The Securities and Exchange Commission this week announced an award of nearly $2.5 million to an employee of a domestic government agency whose whistleblower tip helped launch an SEC investigation and whose continued assistance enabled the SEC to address a company's misconduct.
''Whistleblowers can provide a wealth of information and ongoing assistance that helps our agency bring enforcement actions quicker and more efficiently,'' said Jane Norberg, Chief of the SEC's Office of the Whistleblower. ''This whistleblower not only helped us open the case, but also provided timely ongoing assistance along with critical documents and testimony that accelerated the pace of our enforcement action.''
Approximately $156 million has now been awarded to 45 whistleblowers who voluntarily provided the SEC with original and useful information that led to a successful enforcement action. No money has been taken or withheld from harmed investors to pay whistleblower awards.

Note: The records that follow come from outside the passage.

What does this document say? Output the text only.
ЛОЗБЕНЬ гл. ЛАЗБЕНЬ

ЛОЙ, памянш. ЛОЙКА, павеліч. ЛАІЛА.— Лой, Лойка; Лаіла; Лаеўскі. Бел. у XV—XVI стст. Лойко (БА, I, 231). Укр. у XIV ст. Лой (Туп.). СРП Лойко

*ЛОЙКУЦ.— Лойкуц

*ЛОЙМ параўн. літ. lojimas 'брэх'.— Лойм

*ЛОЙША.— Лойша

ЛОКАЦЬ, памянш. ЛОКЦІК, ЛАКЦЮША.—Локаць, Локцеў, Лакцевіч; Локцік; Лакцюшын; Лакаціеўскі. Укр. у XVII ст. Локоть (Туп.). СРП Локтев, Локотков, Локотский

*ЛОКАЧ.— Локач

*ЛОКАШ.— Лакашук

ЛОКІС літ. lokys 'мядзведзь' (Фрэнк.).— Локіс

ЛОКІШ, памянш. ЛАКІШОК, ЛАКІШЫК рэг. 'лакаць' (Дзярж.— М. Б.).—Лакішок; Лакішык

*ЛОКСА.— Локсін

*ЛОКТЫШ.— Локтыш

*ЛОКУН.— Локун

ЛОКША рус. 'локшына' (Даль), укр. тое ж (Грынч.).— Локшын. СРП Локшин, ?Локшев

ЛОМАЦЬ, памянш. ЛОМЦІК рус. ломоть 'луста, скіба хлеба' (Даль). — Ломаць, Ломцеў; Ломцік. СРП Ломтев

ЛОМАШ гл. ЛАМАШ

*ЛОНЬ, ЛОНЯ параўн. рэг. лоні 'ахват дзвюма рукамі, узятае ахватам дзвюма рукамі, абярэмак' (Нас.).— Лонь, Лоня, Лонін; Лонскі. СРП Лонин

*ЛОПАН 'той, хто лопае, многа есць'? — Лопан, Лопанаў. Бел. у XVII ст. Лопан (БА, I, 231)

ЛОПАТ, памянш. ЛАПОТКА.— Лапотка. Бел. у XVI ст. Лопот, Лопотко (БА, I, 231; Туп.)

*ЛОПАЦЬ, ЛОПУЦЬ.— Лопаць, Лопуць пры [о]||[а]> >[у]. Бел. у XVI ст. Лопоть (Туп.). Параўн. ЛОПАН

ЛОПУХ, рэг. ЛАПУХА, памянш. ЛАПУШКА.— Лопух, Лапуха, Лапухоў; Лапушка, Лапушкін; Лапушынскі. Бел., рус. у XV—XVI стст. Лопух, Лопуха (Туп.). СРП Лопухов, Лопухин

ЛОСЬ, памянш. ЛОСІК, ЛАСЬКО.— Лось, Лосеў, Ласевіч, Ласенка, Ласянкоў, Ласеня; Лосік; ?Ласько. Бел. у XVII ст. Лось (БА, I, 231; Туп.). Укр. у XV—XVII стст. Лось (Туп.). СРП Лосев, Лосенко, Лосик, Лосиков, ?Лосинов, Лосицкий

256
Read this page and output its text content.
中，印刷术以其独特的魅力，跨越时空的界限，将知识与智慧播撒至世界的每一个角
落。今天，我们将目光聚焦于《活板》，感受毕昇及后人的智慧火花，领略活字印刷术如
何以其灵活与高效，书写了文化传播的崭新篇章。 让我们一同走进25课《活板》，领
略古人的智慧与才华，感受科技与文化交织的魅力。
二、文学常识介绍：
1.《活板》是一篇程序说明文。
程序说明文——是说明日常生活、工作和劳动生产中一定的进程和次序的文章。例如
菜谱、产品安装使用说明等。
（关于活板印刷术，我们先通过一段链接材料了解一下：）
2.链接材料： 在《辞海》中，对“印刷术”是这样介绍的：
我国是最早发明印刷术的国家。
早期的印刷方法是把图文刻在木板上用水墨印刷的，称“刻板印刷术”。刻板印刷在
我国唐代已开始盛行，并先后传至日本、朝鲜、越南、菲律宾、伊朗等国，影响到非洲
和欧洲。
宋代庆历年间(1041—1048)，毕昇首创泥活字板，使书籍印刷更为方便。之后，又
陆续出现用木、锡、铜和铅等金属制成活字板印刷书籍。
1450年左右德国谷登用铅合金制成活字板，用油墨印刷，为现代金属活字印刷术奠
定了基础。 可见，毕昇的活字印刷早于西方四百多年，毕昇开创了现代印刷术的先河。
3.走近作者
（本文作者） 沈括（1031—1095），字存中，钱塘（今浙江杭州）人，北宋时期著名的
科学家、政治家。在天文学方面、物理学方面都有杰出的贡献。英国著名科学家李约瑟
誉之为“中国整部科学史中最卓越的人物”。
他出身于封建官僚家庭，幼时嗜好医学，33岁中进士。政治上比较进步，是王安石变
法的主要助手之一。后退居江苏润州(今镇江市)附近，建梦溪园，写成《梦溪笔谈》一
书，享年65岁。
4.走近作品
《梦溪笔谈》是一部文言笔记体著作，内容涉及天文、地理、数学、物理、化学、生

By law, the SEC protects the confidentiality of whistleblowers and does not disclose information that might directly or indirectly reveal a whistleblower's identity.
Whistleblowers may be eligible for an award when they voluntarily provide the SEC with original, timely, and credible information that leads to a successful enforcement action. Whistleblower awards can range from 10 percent to 30 percent of the money collected when the monetary sanctions exceed $1 million.